As computer architectures evolve towards the exascale—through a combination of increased core count per chip, and deeper and more complex memory hierarchies—it is increasingly difficult to achieve optimal algorithmic performance due to increasing architectural complexity. There are many open research questions as we move towards the exascale, including understanding the relationship between tunable algorithmic parameters and algorithmic optimizations, and their performance impact on evolving computational architectures.
Many algorithms, in particular parallel algorithms, have numerous tunable parameters. One such parameter of particular interest here is the degree of concurrency, or number of processing threads, per multi- or many-core processor. Another parameter of interest is the blocking factor, or the amount of work assigned to each processing thread. In both cases, there is a trade-off between load balance, effective use of the memory hierarchy, runtime, etc. One objective of our work is to find the "sweet spot" in performance—to characterize and better understand how and why different parameter settings lead to variations in performance. Additionally, we aim to better understand the interplay between algorithmic optimizations, tunable algorithmic parameter settings, and the resulting performance on modern computational platforms.
Our approach is to leverage auto-tuning work that has been applied by the computational science research community to numerical solver kernels. In our research, we vary tunable algorithmic settings, along with known algorithmic optimizations and two different memory layouts, and measure performance in terms of absolute runtime, along with L2 memory cache misses.
Our work focuses on the study of two different core algorithms. The first is raycasting volume rendering, a staple visualization algorithm, which has unstructured memory access patterns. The other is a 3D bilateral filter, which uses a structured memory access pattern in the form of a convolution kernel.
The volume rendering study examines the interplay between work block size, in the form of the size and shape of image tile associated with each processing thread, and the resulting performance. We apply auto-tuning principles to examine performance under varying work block sizes to find those configurations that perform the best. We also include two different algorthmic optimizations—early ray termination and Z-order memory layout—and study the interplay between work block size and the algorithmic optimizations.
Our results, which will appear in Bethel and Howison 2012 [2,3], indicate there is a wide variation in performance on all platforms, with differences up to as much as 254% for the tunable parameters we test on multi-core CPUs and 265% on many-core GPUs, and the optimal configurations vary across platforms, often in a non-obvious way.
Figure 1: Runtime (a) and L2 cache misses (b) averaged over 10 views for different thread block sizes on the NVIDIA/Fermi with varying memory layout and early ray termination (ERT). Grey boxes indicate thread blocks with too few threads to fill a warp of execution. The unexpected result here is that better runtime performance does not necessarily correspond to better memory utilization on this particular platform. This result would likely have not been possible to discover using a predictive performance model, and reinforces the argument that finding optimal performance on increasingly complex architectures often times requires a search of tunable algorithm parameter space and algorithmic optimizations. |
For example, our results, shown in Figure 1, indicate the optimal configurations on the GPU occur at a crossover point between those that maintain good cache utilization and those that saturate computational throughput. This result is likely to be extremely difficult to predict with an empirical performance model for this particular algorithm because it has an unstructured memory access pattern that varies locally for individual rays and globally for the selected viewpoint.
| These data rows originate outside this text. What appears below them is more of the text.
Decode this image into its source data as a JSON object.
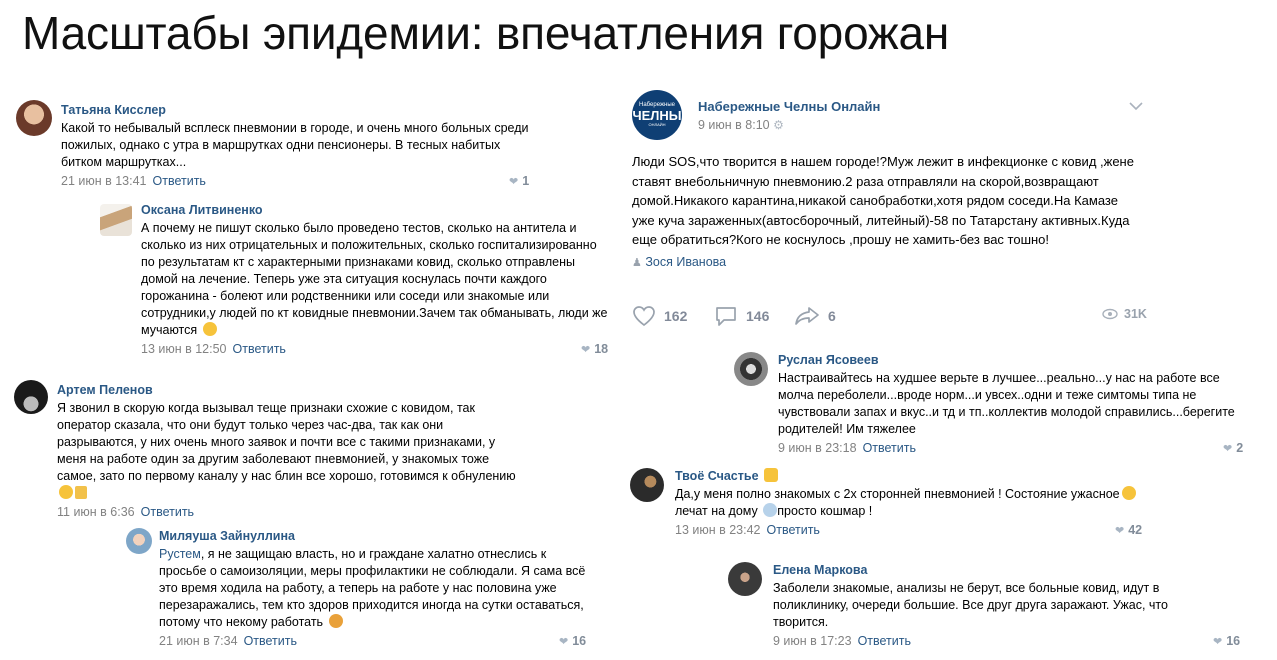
{
  "title": "Масштабы эпидемии: впечатления горожан",
  "left_column": [
    {
      "name": "Татьяна Кисслер",
      "text": "Какой то небывалый всплеск пневмонии в городе, и очень много больных среди пожилых, однако с утра в маршрутках одни пенсионеры. В тесных набитых битком маршрутках...",
      "date": "21 июн в 13:41",
      "reply": "Ответить",
      "likes": "1"
    },
    {
      "name": "Оксана Литвиненко",
      "text": "А почему не пишут сколько было проведено тестов, сколько на антитела и сколько из них отрицательных и положительных, сколько госпитализированно по результатам кт с характерными признаками ковид, сколько отправлены домой на лечение. Теперь уже эта ситуация коснулась почти каждого горожанина - болеют или родственники или соседи или знакомые или сотрудники,у людей по кт ковидные пневмонии.Зачем так обманывать, люди же мучаются",
      "date": "13 июн в 12:50",
      "reply": "Ответить",
      "likes": "18"
    },
    {
      "name": "Артем Пеленов",
      "text": "Я звонил в скорую когда вызывал теще признаки схожие с ковидом, так оператор сказала, что они будут только через час-два, так как они разрываются, у них очень много заявок и почти все с такими признаками, у меня на работе один за другим заболевают пневмонией, у знакомых тоже самое, зато по первому каналу у нас блин все хорошо, готовимся к обнулению",
      "date": "11 июн в 6:36",
      "reply": "Ответить",
      "likes": ""
    },
    {
      "name": "Миляуша Зайнуллина",
      "mention": "Рустем",
      "text": ", я не защищаю власть, но и граждане халатно отнеслись к просьбе о самоизоляции, меры профилактики не соблюдали. Я сама всё это время ходила на работу, а теперь на работе у нас половина уже перезаражались, тем кто здоров приходится иногда на сутки оставаться, потому что некому работать",
      "date": "21 июн в 7:34",
      "reply": "Ответить",
      "likes": "16"
    }
  ],
  "post": {
    "community": "Набережные Челны Онлайн",
    "logo_top": "Набережные",
    "logo_main": "ЧЕЛНЫ",
    "logo_sub": "ОНЛАЙН",
    "date": "9 июн в 8:10",
    "text": "Люди SOS,что творится в нашем городе!?Муж лежит в инфекционке с ковид ,жене ставят внебольничную пневмонию.2 раза отправляли на скорой,возвращают домой.Никакого карантина,никакой санобработки,хотя рядом соседи.На Камазе уже куча зараженных(автосборочный, литейный)-58 по Татарстану активных.Куда еще обратиться?Кого не коснулось ,прошу не хамить-без вас тошно!",
    "author": "Зося Иванова",
    "likes": "162",
    "comments": "146",
    "shares": "6",
    "views": "31K"
  },
  "right_column": [
    {
      "name": "Руслан Ясовеев",
      "text": "Настраивайтесь на худшее верьте в лучшее...реально...у нас на работе все молча переболели...вроде норм...и увсех..одни и теже симтомы типа не чувствовали запах и вкус..и тд и тп..коллектив молодой справились...берегите родителей! Им тяжелее",
      "date": "9 июн в 23:18",
      "reply": "Ответить",
      "likes": "2"
    },
    {
      "name": "Твоё Счастье",
      "text_a": "Да,у меня полно знакомых с 2х сторонней пневмонией ! Состояние ужасное",
      "text_b": "лечат на дому",
      "text_c": "просто кошмар !",
      "date": "13 июн в 23:42",
      "reply": "Ответить",
      "likes": "42"
    },
    {
      "name": "Елена Маркова",
      "text": "Заболели знакомые, анализы не берут, все больные ковид, идут в поликлинику, очереди большие. Все друг друга заражают. Ужас, что творится.",
      "date": "9 июн в 17:23",
      "reply": "Ответить",
      "likes": "16"
    }
  ],
  "colors": {
    "link": "#2a5885",
    "muted": "#828282",
    "logo_bg": "#0f3f74"
  }
}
For the 3D bilateral filter, we observe that there is a 7.5x performance variation depending on work block size; a 2x performance variation depending upon the inner loop in each processing thread iterates over width, height, or depth; and a 2x performance gain when storing precomputed filter weights in local, high-speed, on-chip cache memory when compared to using global memory as a cache.
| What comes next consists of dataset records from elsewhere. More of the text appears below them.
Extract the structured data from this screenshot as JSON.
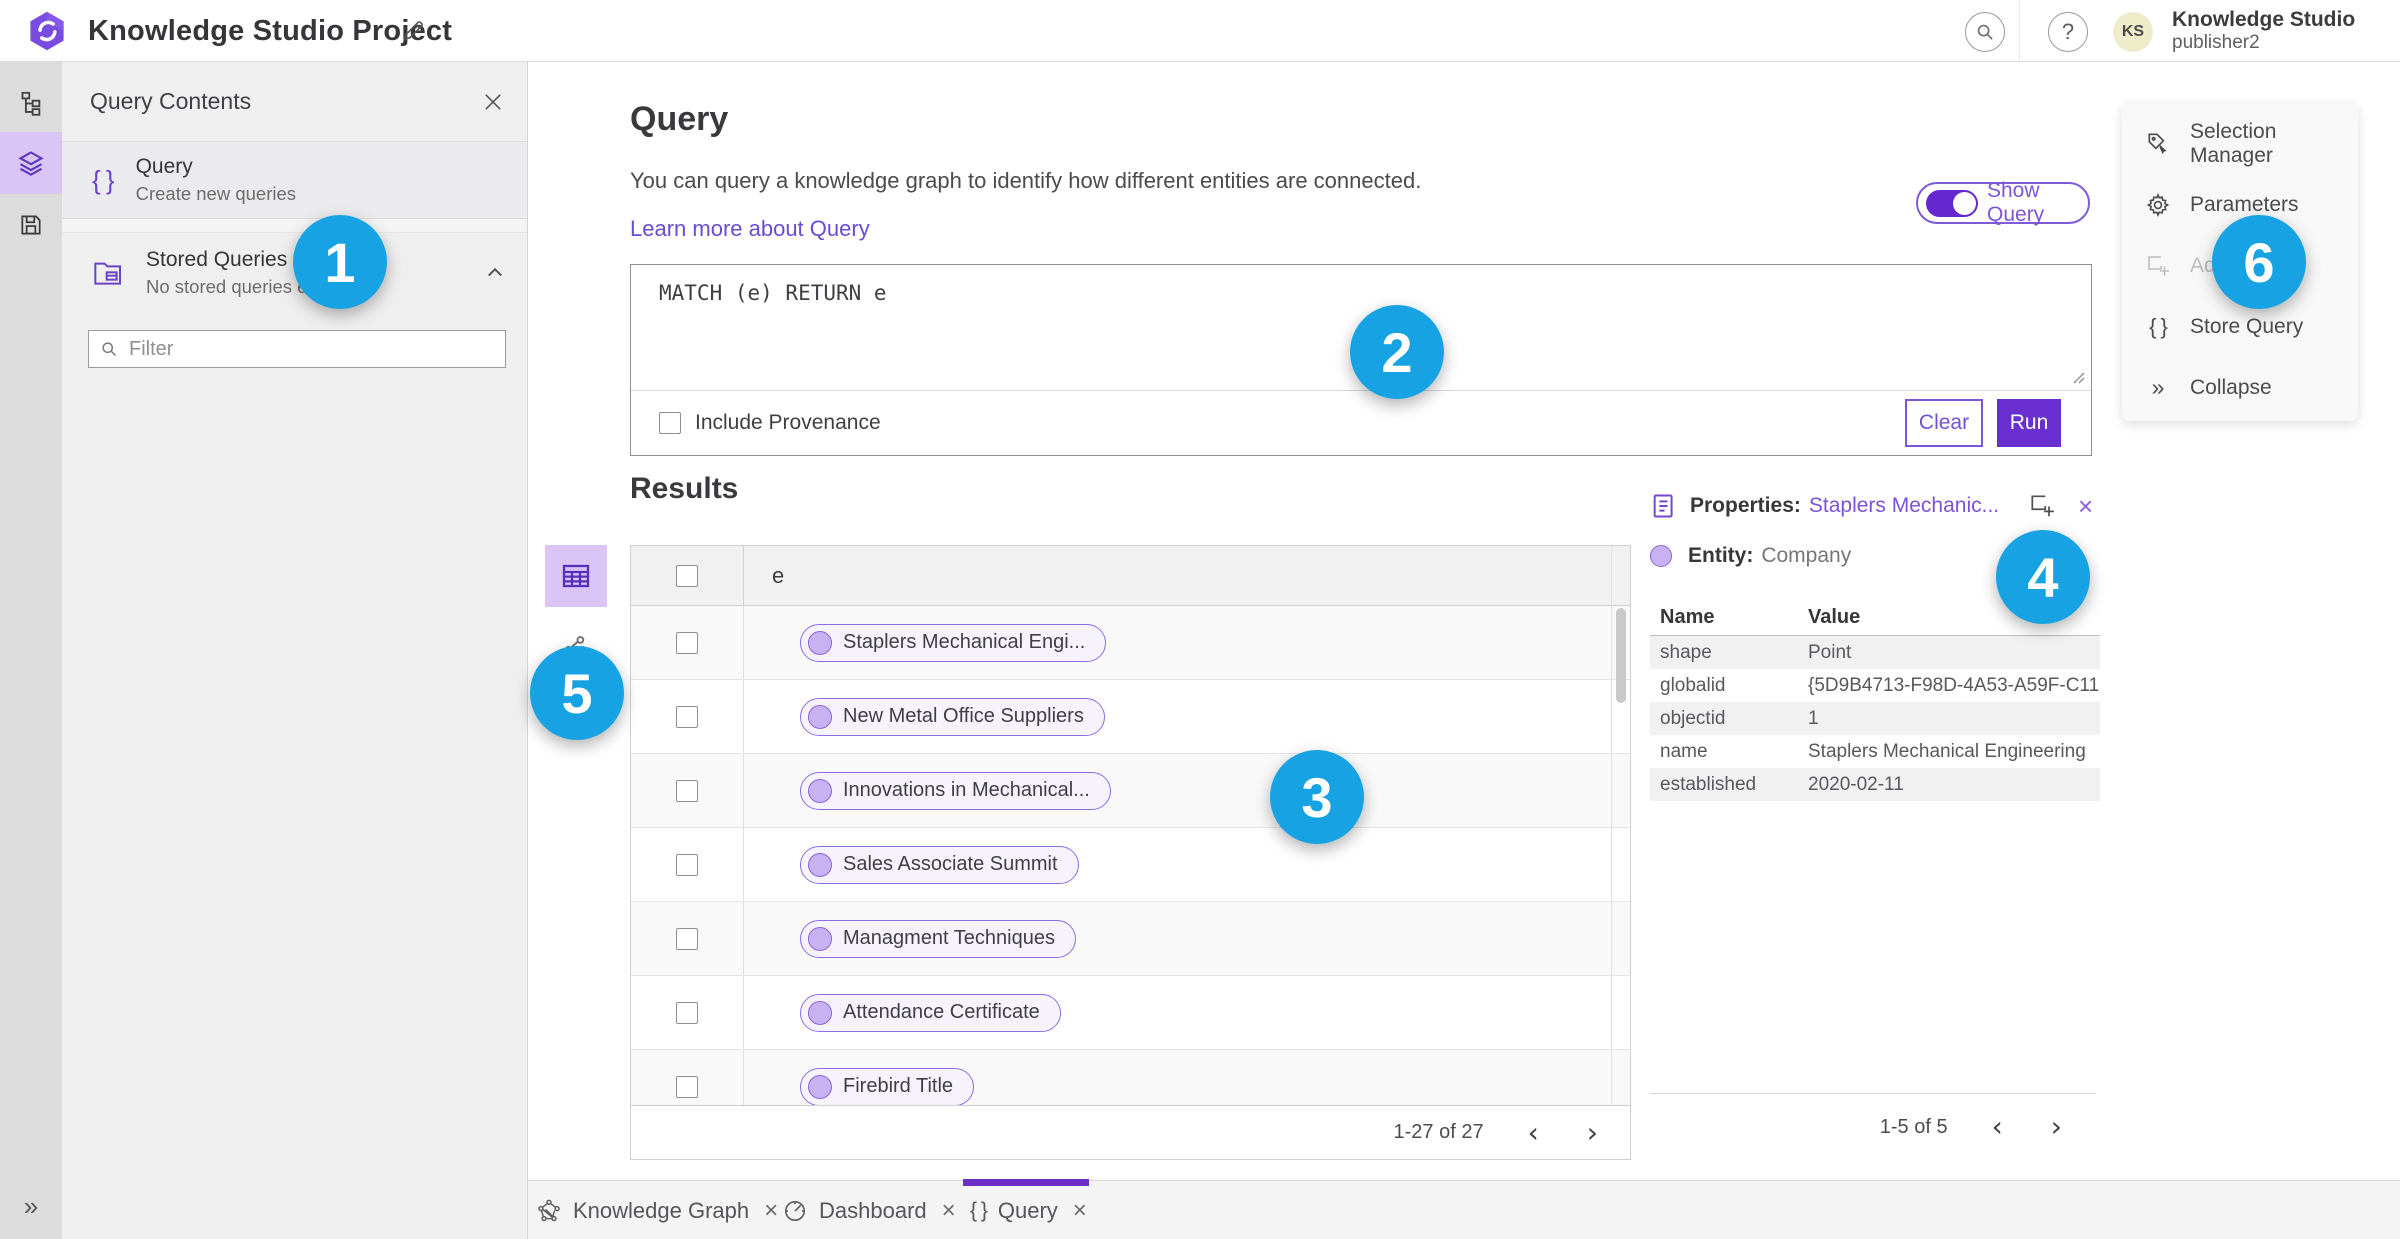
{
  "app": {
    "title": "Knowledge Studio Project",
    "user_name": "Knowledge Studio",
    "user_role": "publisher2",
    "avatar_initials": "KS"
  },
  "icons": {
    "braces": "{ }",
    "close": "×",
    "question": "?",
    "chev_left": "‹",
    "chev_right": "›",
    "collapse": "»"
  },
  "sidebar": {
    "panel_title": "Query Contents",
    "items": [
      {
        "title": "Query",
        "subtitle": "Create new queries"
      },
      {
        "title": "Stored Queries",
        "subtitle": "No stored queries exist"
      }
    ],
    "filter_placeholder": "Filter"
  },
  "query": {
    "heading": "Query",
    "description": "You can query a knowledge graph to identify how different entities are connected.",
    "learn_more": "Learn more about Query",
    "show_query_label": "Show Query",
    "query_text": "MATCH (e) RETURN e",
    "include_provenance_label": "Include Provenance",
    "clear_label": "Clear",
    "run_label": "Run"
  },
  "results": {
    "heading": "Results",
    "column": "e",
    "rows": [
      "Staplers Mechanical Engi...",
      "New Metal Office Suppliers",
      "Innovations in Mechanical...",
      "Sales Associate Summit",
      "Managment Techniques",
      "Attendance Certificate",
      "Firebird Title"
    ],
    "pagination": "1-27 of 27"
  },
  "properties": {
    "title": "Properties:",
    "entity_link": "Staplers Mechanic...",
    "entity_label": "Entity:",
    "entity_type": "Company",
    "columns": {
      "name": "Name",
      "value": "Value"
    },
    "rows": [
      [
        "shape",
        "Point"
      ],
      [
        "globalid",
        "{5D9B4713-F98D-4A53-A59F-C11..."
      ],
      [
        "objectid",
        "1"
      ],
      [
        "name",
        "Staplers Mechanical Engineering"
      ],
      [
        "established",
        "2020-02-11"
      ]
    ],
    "pagination": "1-5 of 5"
  },
  "side_menu": {
    "items": [
      "Selection Manager",
      "Parameters",
      "Add",
      "Store Query",
      "Collapse"
    ]
  },
  "tabs": [
    {
      "label": "Knowledge Graph"
    },
    {
      "label": "Dashboard"
    },
    {
      "label": "Query"
    }
  ],
  "badges": [
    "1",
    "2",
    "3",
    "4",
    "5",
    "6"
  ],
  "colors": {
    "accent_purple": "#6a30c9",
    "link_purple": "#6a4cd4",
    "badge_blue": "#17a3e3",
    "pill_fill": "#c9b2f2",
    "pill_border": "#8b63dd"
  }
}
This work is presented in more detail in a 2012 technical report [1] and book chapter [3].
Our research shows that high performance visualization algorithms, and related data-intensive cousins, stand to reap huge performance gains through careful tuning that has worked well in the computational science community. For example, the set of experiment runs in our work in hybrid-parallel volume rendering work consumed on the order of 5M CPU hours. Had we not first conducted the performance optimization and auto-tuning work described in this study, the estimated runtime of the untuned code would have been on the order of 15M CPU hours.
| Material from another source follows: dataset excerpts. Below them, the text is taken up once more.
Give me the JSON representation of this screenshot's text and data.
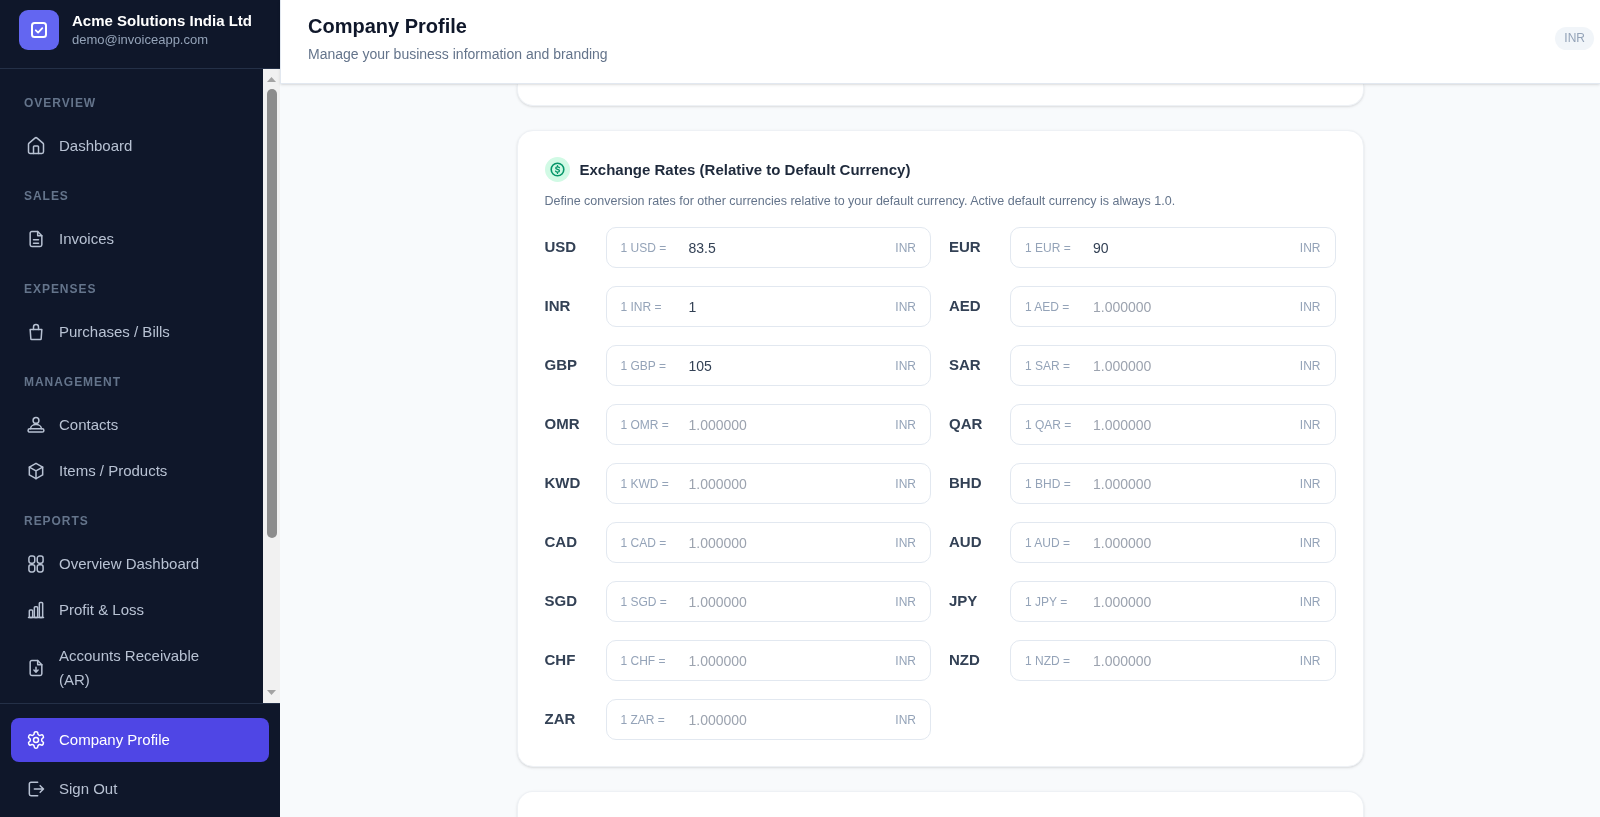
{
  "sidebar": {
    "company": {
      "name": "Acme Solutions India Ltd",
      "email": "demo@invoiceapp.com"
    },
    "sections": [
      {
        "heading": "OVERVIEW",
        "items": [
          {
            "label": "Dashboard",
            "selected": false
          }
        ]
      },
      {
        "heading": "SALES",
        "items": [
          {
            "label": "Invoices",
            "selected": false
          }
        ]
      },
      {
        "heading": "EXPENSES",
        "items": [
          {
            "label": "Purchases / Bills",
            "selected": false
          }
        ]
      },
      {
        "heading": "MANAGEMENT",
        "items": [
          {
            "label": "Contacts",
            "selected": false
          },
          {
            "label": "Items / Products",
            "selected": false
          }
        ]
      },
      {
        "heading": "REPORTS",
        "items": [
          {
            "label": "Overview Dashboard",
            "selected": false
          },
          {
            "label": "Profit & Loss",
            "selected": false
          },
          {
            "label": "Accounts Receivable (AR)",
            "selected": false
          }
        ]
      }
    ],
    "footer_items": [
      {
        "label": "Company Profile",
        "selected": true
      },
      {
        "label": "Sign Out",
        "selected": false
      }
    ]
  },
  "header": {
    "title": "Company Profile",
    "subtitle": "Manage your business information and branding",
    "currency_badge": "INR"
  },
  "exchange_rates": {
    "title": "Exchange Rates (Relative to Default Currency)",
    "description": "Define conversion rates for other currencies relative to your default currency. Active default currency is always 1.0.",
    "rates": [
      {
        "currency": "USD",
        "prefix": "1 USD =",
        "value": "83.5",
        "suffix": "INR"
      },
      {
        "currency": "EUR",
        "prefix": "1 EUR =",
        "value": "90",
        "suffix": "INR"
      },
      {
        "currency": "INR",
        "prefix": "1 INR =",
        "value": "1",
        "suffix": "INR"
      },
      {
        "currency": "AED",
        "prefix": "1 AED =",
        "placeholder": "1.000000",
        "suffix": "INR"
      },
      {
        "currency": "GBP",
        "prefix": "1 GBP =",
        "value": "105",
        "suffix": "INR"
      },
      {
        "currency": "SAR",
        "prefix": "1 SAR =",
        "placeholder": "1.000000",
        "suffix": "INR"
      },
      {
        "currency": "OMR",
        "prefix": "1 OMR =",
        "placeholder": "1.000000",
        "suffix": "INR"
      },
      {
        "currency": "QAR",
        "prefix": "1 QAR =",
        "placeholder": "1.000000",
        "suffix": "INR"
      },
      {
        "currency": "KWD",
        "prefix": "1 KWD =",
        "placeholder": "1.000000",
        "suffix": "INR"
      },
      {
        "currency": "BHD",
        "prefix": "1 BHD =",
        "placeholder": "1.000000",
        "suffix": "INR"
      },
      {
        "currency": "CAD",
        "prefix": "1 CAD =",
        "placeholder": "1.000000",
        "suffix": "INR"
      },
      {
        "currency": "AUD",
        "prefix": "1 AUD =",
        "placeholder": "1.000000",
        "suffix": "INR"
      },
      {
        "currency": "SGD",
        "prefix": "1 SGD =",
        "placeholder": "1.000000",
        "suffix": "INR"
      },
      {
        "currency": "JPY",
        "prefix": "1 JPY =",
        "placeholder": "1.000000",
        "suffix": "INR"
      },
      {
        "currency": "CHF",
        "prefix": "1 CHF =",
        "placeholder": "1.000000",
        "suffix": "INR"
      },
      {
        "currency": "NZD",
        "prefix": "1 NZD =",
        "placeholder": "1.000000",
        "suffix": "INR"
      },
      {
        "currency": "ZAR",
        "prefix": "1 ZAR =",
        "placeholder": "1.000000",
        "suffix": "INR"
      }
    ]
  }
}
Some of the study's results are unexpected, namely those for the GPU: absolute runtime and memory utilization performance are a function of both blocking factor and device-specific behavior (thread divergence) that is unique to this type of processor and architecture. These benefits will likely become more pronounced in the future as the number of cores per chip and the cost of moving data through the memory hierarchy both increase. Our results raise several new interesting research questions for follow-on work, including use of some form of auto-tuning as part of routine initialization to enable platform-specific optimizations on the part of data-intensive applications.